Bad-mouthing: Pakistan’s blasphemy laws legitimise intolerance

THE killing and incarceration of people on flimsy accusations of insulting Islam has long shamed Pakistan. Hundreds, often members of religious minorities, have been ensnared by blasphemy laws that leave victims with little chance of defending themselves against malicious claims. Cowed judges are unwilling to examine evidence for fear of profanities being repeated in their courtrooms. Outside the courts, mobs can be quickly incited to acts of murder by fire-breathing mullahs.

Accusations of blasphemy soar: just one in 2011; over 100 in 2014. More than half of the 62 people murdered in the wake of blasphemy allegations since 1990 were killed in the past five years, according to figures collated by a Pakistani human-rights group that fears even to be identified. “Blasphemy” can now include spelling errors by children or throwing away a visiting-card bearing the name “Muhammad”.

On November 25th a judge in Gilgit-Baltistan sentenced the owner of Geo, Pakistan’s biggest private television channel, to 26 years in jail for broadcasting a popular Sufi song about the prophet during a light-entertainment show. (The court does not have nationwide jurisdiction, so the mogul is unlikely to ever be thrown behind bars.) The law encourages depraved vigilante attacks. In the latest, a pregnant Christian woman was beaten to death by an enraged mob.
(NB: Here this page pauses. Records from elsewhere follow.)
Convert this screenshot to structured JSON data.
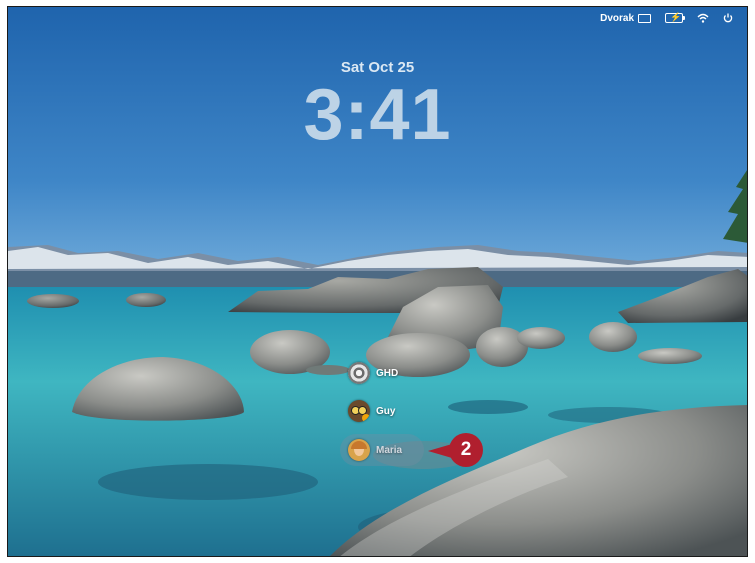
{
  "menubar": {
    "keyboard_layout": "Dvorak",
    "battery_icon": "battery-charging-icon",
    "wifi_icon": "wifi-icon",
    "power_icon": "power-icon"
  },
  "lockscreen": {
    "date": "Sat Oct 25",
    "time": "3:41"
  },
  "users": [
    {
      "name": "GHD",
      "avatar_icon": "swirl-avatar-icon"
    },
    {
      "name": "Guy",
      "avatar_icon": "owl-avatar-icon"
    },
    {
      "name": "Maria",
      "avatar_icon": "portrait-avatar-icon"
    }
  ],
  "annotation": {
    "callout_number": "2",
    "color": "#b01f2e"
  }
}
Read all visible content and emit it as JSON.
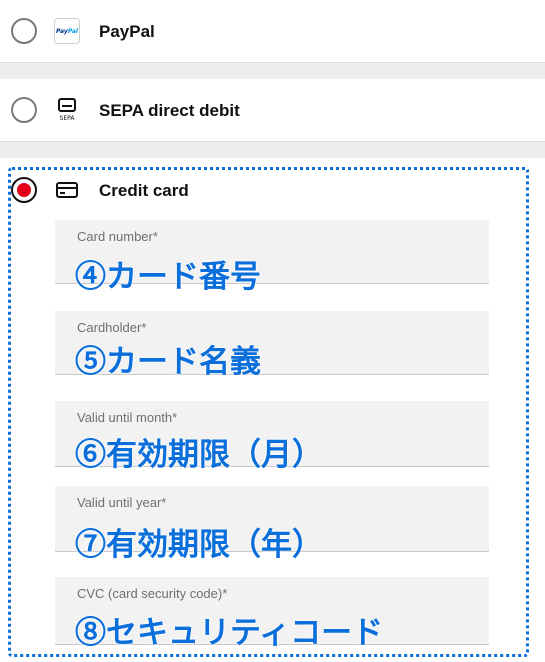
{
  "payment_methods": [
    {
      "label": "PayPal",
      "icon": "paypal-icon",
      "icon_text_1": "Pay",
      "icon_text_2": "Pal",
      "selected": false
    },
    {
      "label": "SEPA direct debit",
      "icon": "sepa-card-icon",
      "icon_text": "SEPA",
      "selected": false
    },
    {
      "label": "Credit card",
      "icon": "credit-card-icon",
      "selected": true
    }
  ],
  "credit_card_fields": [
    {
      "label": "Card number*",
      "annotation": "④カード番号"
    },
    {
      "label": "Cardholder*",
      "annotation": "⑤カード名義"
    },
    {
      "label": "Valid until month*",
      "annotation": "⑥有効期限（月）"
    },
    {
      "label": "Valid until year*",
      "annotation": "⑦有効期限（年）"
    },
    {
      "label": "CVC (card security code)*",
      "annotation": "⑧セキュリティコード"
    }
  ],
  "colors": {
    "radio_selected": "#e1001a",
    "annotation": "#0a6edb",
    "field_bg": "#f2f2f2",
    "separator_bg": "#eeeeee"
  }
}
Liberal Pakistanis blame the country’s blasphemy craze on Zia ul-Haq, an Islamist dictator who died in a plane crash in 1988. He hardened British-era blasphemy laws. Derogatory remarks about the prophet Muhammad became a capital offence. But it was his “secular” predecessor, Zulfikar Ali Bhutto, who amended the constitution to declare members of the Ahmedi minority non-Muslims even though they consider themselves such. Pakistan’s founder, Muhammad Ali Jinnah, once served as the defence lawyer for a carpenter who had murdered the publisher of a book said to be blasphemous.

No politician has been prepared to confront blasphemy since Salman Taseer, the governor of Punjab province, was killed by one of his own bodyguards in 2011. He had sparked outrage by calling for mercy for a Christian woman, Asia Bibi, who had fallen foul of what he called a “black law”. Blasphemy cases are often thrown out by higher courts, but it can take years, during which time the accused is at great risk. On November 24th Ms Bibi filed an appeal with the Supreme Court.

The police are also prey to the radicalising forces that are eating away at Pakistan. In November a man arrested for alleged blasphemy was killed by an axe-wielding policeman. The legal profession is also tainted. Lawyers greeted Taseer’s assassin at court with a shower of rose petals. It takes considerable bravery to defend someone accused of blasphemy. In May a lawyer, Rashid Rehman, was shot dead in the city of Multan for representing a man who was accused of insulting the prophet.

The country’s clerics are united in defending the existing laws. The most vociferous opponents of reform are not the Saudi-style extremists empowered during the Zia era, but Barelvis, a school of Islam that some once looked to as a moderate bulwark against extremism.

Unsurprisingly, many conclude they can cry blasphemy with impunity. In poor villages and urban slums countless vendettas can be settled in a blasphemy allegation. Almost two years after mobs burned down 100 Christian homes in Lahore the only person behind bars is the man whose alleged blasphemy triggered the riots.